VSt has been a quarter of a century since Vladimir Putin took advantage of the United States’ errors in the Middle East to methodically rebuild his country’s power in this region, but also in Europe. The Russian president thus, from 2001, justified his ferocious repression of Chechen nationalism by associating it with George W. Bush’s “global war on terror”.

Ten years later, he launched his own “war on terror” against the Syrian revolution with the support of the Islamic Republic of Iran. When Barack Obama refused, in 2013, to strike Bashar Al-Assad, despite the chemical bombings of Damascus, the master of the Kremlin understood that he could, six months later, go on the offensive against Ukraine, first by annexing Crimea, then fueling the war in Donbass.

When Putin decided to intervene directly in Syria in 2015, he deepened collaboration with Iran, particularly in terms of drones, a collaboration which was valuable to him in 2022, during the general invasion of Ukraine. The war techniques developed and made commonplace in Syria are also devastating in Ukraine.

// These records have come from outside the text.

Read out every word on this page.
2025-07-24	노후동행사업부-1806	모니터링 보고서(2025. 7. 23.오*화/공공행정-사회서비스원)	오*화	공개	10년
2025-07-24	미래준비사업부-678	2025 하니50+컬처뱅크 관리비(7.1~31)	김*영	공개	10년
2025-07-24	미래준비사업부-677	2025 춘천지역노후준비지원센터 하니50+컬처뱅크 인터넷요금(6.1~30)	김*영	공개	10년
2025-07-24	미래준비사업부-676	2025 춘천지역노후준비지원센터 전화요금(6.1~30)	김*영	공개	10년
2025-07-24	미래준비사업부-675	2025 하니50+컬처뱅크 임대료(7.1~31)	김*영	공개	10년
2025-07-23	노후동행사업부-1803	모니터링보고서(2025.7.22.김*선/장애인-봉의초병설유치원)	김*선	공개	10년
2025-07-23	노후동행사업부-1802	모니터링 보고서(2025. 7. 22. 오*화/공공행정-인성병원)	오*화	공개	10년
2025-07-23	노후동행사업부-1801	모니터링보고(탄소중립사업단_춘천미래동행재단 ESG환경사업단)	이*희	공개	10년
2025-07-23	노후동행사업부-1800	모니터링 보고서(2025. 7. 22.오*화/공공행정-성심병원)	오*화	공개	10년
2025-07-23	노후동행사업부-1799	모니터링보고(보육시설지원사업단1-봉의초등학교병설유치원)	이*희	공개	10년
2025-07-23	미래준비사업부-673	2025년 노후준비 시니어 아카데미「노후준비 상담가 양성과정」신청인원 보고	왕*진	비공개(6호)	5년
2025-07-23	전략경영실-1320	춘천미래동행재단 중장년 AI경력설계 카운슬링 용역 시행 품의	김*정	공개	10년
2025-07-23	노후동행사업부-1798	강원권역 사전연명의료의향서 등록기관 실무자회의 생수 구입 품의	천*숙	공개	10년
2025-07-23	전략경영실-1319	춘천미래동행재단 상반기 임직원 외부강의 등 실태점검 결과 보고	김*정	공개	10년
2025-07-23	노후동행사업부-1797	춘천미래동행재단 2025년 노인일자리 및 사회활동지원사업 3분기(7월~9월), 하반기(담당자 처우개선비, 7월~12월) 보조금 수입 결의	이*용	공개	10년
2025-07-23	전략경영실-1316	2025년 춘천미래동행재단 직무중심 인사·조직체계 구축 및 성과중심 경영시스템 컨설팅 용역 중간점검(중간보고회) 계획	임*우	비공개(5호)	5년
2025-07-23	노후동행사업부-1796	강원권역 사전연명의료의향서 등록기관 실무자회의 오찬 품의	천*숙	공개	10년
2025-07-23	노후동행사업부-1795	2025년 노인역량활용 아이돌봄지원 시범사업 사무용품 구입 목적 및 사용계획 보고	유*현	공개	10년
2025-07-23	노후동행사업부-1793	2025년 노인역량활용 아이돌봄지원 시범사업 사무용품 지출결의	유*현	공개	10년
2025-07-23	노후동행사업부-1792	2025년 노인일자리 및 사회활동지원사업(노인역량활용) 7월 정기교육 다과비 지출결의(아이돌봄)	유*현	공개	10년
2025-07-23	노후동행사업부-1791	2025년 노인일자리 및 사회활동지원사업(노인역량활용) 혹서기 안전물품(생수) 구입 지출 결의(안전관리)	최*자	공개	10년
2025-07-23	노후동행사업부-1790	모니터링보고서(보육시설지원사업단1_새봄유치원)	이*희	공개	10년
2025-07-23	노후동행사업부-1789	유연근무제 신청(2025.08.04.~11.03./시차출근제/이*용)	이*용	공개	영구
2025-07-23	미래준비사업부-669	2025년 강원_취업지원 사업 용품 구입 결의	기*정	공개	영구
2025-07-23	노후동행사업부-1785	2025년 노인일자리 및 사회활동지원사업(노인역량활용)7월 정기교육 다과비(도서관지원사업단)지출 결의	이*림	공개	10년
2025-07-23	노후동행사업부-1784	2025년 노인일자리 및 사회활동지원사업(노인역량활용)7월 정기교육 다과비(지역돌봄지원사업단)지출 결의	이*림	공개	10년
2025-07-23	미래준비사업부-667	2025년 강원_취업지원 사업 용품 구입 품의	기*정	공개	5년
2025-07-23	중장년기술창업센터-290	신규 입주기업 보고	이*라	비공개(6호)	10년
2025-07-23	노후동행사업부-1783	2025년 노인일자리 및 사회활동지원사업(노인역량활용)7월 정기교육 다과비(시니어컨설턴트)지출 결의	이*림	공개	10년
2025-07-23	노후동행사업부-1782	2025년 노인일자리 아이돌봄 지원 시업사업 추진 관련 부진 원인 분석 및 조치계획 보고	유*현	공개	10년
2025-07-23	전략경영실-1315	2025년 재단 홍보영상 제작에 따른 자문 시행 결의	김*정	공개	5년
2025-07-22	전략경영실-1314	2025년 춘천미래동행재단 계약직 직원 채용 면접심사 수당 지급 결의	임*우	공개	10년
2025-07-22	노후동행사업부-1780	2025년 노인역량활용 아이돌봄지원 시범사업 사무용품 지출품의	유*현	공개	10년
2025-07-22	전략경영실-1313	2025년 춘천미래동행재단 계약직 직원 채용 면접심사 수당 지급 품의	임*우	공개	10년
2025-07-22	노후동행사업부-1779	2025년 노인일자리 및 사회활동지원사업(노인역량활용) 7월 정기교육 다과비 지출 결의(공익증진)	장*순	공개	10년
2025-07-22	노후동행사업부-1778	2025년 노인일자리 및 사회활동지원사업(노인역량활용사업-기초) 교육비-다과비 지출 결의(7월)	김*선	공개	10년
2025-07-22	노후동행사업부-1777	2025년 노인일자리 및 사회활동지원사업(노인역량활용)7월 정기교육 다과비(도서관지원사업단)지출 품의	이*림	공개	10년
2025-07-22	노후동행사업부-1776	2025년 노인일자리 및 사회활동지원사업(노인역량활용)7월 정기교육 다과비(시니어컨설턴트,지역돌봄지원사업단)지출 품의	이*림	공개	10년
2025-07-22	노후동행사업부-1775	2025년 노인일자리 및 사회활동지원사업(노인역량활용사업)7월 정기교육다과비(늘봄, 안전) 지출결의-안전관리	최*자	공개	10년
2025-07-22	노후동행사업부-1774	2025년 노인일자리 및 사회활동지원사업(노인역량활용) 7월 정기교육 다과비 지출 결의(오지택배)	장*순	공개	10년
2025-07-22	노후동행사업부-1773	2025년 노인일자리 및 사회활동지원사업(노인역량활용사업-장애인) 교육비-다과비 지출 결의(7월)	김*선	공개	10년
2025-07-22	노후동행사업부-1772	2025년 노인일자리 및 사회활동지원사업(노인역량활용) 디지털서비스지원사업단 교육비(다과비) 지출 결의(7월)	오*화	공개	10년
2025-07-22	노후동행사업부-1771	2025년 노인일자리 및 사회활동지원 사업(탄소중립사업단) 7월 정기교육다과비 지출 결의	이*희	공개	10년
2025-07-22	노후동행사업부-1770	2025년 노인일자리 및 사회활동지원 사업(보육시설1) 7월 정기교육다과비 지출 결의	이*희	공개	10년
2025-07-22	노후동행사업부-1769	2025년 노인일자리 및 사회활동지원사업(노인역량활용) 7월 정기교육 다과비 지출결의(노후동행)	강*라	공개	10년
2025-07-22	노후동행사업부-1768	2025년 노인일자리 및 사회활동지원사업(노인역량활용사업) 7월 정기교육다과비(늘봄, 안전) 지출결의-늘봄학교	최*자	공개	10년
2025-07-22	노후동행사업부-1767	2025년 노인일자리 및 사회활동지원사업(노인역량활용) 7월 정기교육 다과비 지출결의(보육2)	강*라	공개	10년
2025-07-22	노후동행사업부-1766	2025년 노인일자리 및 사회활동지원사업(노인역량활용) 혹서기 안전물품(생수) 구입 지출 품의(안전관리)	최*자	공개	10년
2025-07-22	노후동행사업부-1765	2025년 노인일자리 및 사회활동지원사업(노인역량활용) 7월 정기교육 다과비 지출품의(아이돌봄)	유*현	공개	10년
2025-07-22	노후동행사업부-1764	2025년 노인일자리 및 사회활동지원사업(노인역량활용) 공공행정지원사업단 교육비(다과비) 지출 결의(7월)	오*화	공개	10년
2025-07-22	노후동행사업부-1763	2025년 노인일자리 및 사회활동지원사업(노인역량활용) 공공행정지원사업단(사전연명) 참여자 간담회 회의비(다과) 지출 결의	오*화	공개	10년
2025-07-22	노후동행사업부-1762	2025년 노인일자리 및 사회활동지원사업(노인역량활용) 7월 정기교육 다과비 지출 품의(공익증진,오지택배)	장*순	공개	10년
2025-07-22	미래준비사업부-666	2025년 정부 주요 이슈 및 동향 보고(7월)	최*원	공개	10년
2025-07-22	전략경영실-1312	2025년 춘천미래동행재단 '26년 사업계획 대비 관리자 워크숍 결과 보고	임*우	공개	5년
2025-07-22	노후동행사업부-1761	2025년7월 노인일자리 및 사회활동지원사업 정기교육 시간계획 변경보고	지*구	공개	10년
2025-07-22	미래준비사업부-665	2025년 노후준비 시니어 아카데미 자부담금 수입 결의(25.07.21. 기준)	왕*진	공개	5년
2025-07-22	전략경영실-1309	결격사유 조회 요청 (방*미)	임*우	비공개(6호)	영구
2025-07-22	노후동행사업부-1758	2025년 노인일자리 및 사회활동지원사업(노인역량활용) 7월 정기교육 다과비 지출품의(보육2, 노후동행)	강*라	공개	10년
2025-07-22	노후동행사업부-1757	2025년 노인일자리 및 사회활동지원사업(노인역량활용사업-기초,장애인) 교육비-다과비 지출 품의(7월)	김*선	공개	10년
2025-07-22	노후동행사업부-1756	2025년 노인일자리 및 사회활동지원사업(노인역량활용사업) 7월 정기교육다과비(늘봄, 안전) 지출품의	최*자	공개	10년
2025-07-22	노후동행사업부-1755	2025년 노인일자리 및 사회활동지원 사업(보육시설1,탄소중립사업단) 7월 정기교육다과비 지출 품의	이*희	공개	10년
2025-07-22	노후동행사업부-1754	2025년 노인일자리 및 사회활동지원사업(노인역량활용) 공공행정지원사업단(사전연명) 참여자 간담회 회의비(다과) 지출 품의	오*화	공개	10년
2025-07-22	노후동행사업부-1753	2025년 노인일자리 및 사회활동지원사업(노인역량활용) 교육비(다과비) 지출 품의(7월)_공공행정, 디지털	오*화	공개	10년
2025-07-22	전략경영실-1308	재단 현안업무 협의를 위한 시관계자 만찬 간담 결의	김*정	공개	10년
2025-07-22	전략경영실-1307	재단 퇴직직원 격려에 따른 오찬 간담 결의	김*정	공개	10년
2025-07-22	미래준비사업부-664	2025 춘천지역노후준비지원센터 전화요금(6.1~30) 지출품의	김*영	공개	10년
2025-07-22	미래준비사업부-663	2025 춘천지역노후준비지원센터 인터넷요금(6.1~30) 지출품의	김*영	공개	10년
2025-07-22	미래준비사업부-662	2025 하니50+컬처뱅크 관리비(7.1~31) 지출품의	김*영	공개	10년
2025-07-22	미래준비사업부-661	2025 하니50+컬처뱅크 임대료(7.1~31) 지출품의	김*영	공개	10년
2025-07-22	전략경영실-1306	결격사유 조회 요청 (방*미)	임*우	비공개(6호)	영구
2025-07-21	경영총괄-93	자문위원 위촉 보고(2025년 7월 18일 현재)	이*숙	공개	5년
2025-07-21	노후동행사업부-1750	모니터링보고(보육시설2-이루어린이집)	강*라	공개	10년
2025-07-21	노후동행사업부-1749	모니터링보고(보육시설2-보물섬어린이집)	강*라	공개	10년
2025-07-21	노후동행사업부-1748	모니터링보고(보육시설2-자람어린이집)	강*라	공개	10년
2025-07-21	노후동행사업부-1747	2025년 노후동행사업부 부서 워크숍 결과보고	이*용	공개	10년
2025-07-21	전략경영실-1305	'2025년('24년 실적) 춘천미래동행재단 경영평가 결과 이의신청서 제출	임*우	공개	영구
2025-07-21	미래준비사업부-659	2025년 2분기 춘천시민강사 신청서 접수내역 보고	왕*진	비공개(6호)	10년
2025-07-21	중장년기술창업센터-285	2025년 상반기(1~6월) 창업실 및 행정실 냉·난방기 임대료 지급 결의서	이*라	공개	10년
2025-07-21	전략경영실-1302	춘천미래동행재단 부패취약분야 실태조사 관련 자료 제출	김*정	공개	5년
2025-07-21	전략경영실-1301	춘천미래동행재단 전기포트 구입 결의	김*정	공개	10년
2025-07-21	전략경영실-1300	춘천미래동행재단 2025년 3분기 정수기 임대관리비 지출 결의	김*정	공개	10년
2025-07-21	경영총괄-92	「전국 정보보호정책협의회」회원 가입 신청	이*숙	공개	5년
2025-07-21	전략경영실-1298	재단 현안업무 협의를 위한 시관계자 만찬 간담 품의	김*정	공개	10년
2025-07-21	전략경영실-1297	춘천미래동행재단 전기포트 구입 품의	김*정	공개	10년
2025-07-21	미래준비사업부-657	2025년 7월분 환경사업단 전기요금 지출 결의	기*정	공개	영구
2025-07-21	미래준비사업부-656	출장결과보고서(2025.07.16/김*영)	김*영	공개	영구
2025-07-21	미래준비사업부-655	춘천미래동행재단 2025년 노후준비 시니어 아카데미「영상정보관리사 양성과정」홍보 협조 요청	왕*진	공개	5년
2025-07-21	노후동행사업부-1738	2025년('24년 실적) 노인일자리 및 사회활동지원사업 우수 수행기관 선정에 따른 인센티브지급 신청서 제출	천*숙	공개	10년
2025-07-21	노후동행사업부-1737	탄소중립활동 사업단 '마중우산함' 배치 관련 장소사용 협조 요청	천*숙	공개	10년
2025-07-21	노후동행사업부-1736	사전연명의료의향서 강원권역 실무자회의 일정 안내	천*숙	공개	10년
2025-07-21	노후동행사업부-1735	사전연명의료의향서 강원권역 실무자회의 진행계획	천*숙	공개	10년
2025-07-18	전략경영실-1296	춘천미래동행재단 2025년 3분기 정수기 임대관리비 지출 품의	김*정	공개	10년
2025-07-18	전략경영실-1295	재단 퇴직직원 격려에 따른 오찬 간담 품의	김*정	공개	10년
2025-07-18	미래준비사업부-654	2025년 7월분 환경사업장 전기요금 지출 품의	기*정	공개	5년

Neutralize Netanyahu without discouraging Iran

Yet Western leaders continued to treat Europe and the Middle East as two very distinct theaters, even though Putin knew so skillfully how to play on both sides.

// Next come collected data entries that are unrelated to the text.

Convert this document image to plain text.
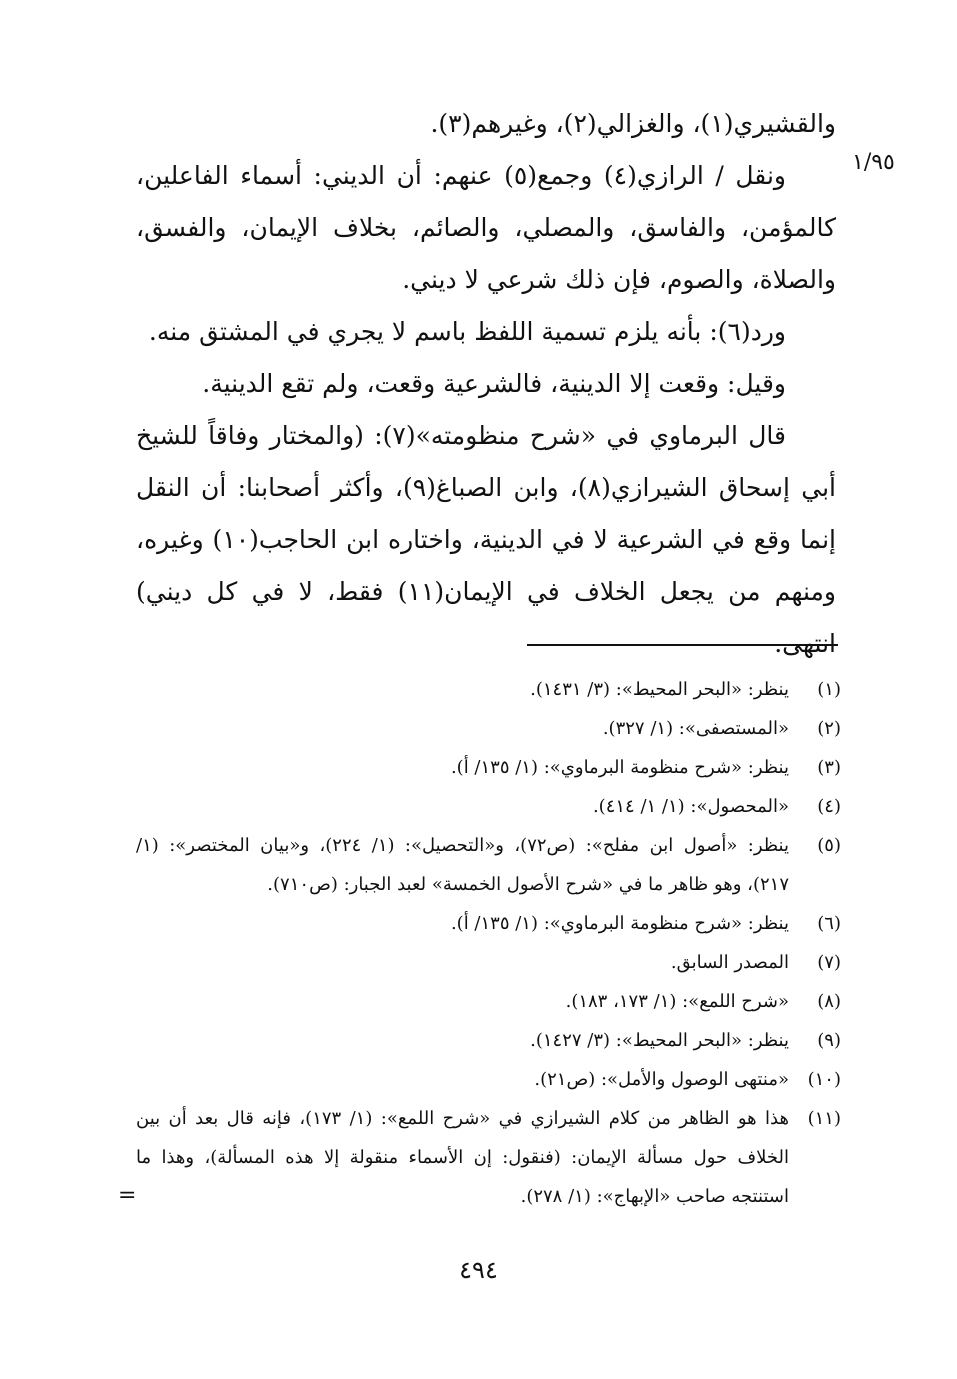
١/٩٥

والقشيري(١)، والغزالي(٢)، وغيرهم(٣).

ونقل / الرازي(٤) وجمع(٥) عنهم: أن الديني: أسماء الفاعلين، كالمؤمن، والفاسق، والمصلي، والصائم، بخلاف الإيمان، والفسق، والصلاة، والصوم، فإن ذلك شرعي لا ديني.

ورد(٦): بأنه يلزم تسمية اللفظ باسم لا يجري في المشتق منه.

وقيل: وقعت إلا الدينية، فالشرعية وقعت، ولم تقع الدينية.

قال البرماوي في «شرح منظومته»(٧): (والمختار وفاقاً للشيخ أبي إسحاق الشيرازي(٨)، وابن الصباغ(٩)، وأكثر أصحابنا: أن النقل إنما وقع في الشرعية لا في الدينية، واختاره ابن الحاجب(١٠) وغيره، ومنهم من يجعل الخلاف في الإيمان(١١) فقط، لا في كل ديني) انتهى.

(١)
ينظر: «البحر المحيط»: (٣/ ١٤٣١).
(٢)
«المستصفى»: (١/ ٣٢٧).
(٣)
ينظر: «شرح منظومة البرماوي»: (١/ ١٣٥/ أ).
(٤)
«المحصول»: (١/ ١/ ٤١٤).
(٥)
ينظر: «أصول ابن مفلح»: (ص٧٢)، و«التحصيل»: (١/ ٢٢٤)، و«بيان المختصر»: (١/ ٢١٧)، وهو ظاهر ما في «شرح الأصول الخمسة» لعبد الجبار: (ص٧١٠).
(٦)
ينظر: «شرح منظومة البرماوي»: (١/ ١٣٥/ أ).
(٧)
المصدر السابق.
(٨)
«شرح اللمع»: (١/ ١٧٣، ١٨٣).
(٩)
ينظر: «البحر المحيط»: (٣/ ١٤٢٧).
(١٠)
«منتهى الوصول والأمل»: (ص٢١).
(١١)
هذا هو الظاهر من كلام الشيرازي في «شرح اللمع»: (١/ ١٧٣)، فإنه قال بعد أن بين الخلاف حول مسألة الإيمان: (فنقول: إن الأسماء منقولة إلا هذه المسألة)، وهذا ما استنتجه صاحب «الإبهاج»: (١/ ٢٧٨).
=
٤٩٤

Washington did not even react to the trap that ended up closing on Israel’s northern border: Benjamin Netanyahu was indeed convinced that only Moscow could stem Tehran’s interventionism in Syria, before realizing, but too later, that Israel had to act directly and was now dependent on Russian approval to carry out such strikes. This unprecedented vulnerability of Israel explains, since 2022, its absence of any military support for Ukraine, despite pressing requests from kyiv in the face of Russian waves of bombing of civilian infrastructure by Iranian-made drones.

However, this did not prevent Volodymyr Zelensky from displaying unwavering solidarity with Israel on October 7, 2023, after the Hamas attacks. But Netanyahu then refused to welcome him, in order, once again, not to upset Putin. The Israeli Prime Minister also did not dissuade his “Christian Zionist” allies in the American Congress from continuing to block aid to Ukraine, while voting for exceptional assistance to Israel. The Russian army greatly benefited from this six-month blockade, intensifying its pressure on Ukraine on all fronts.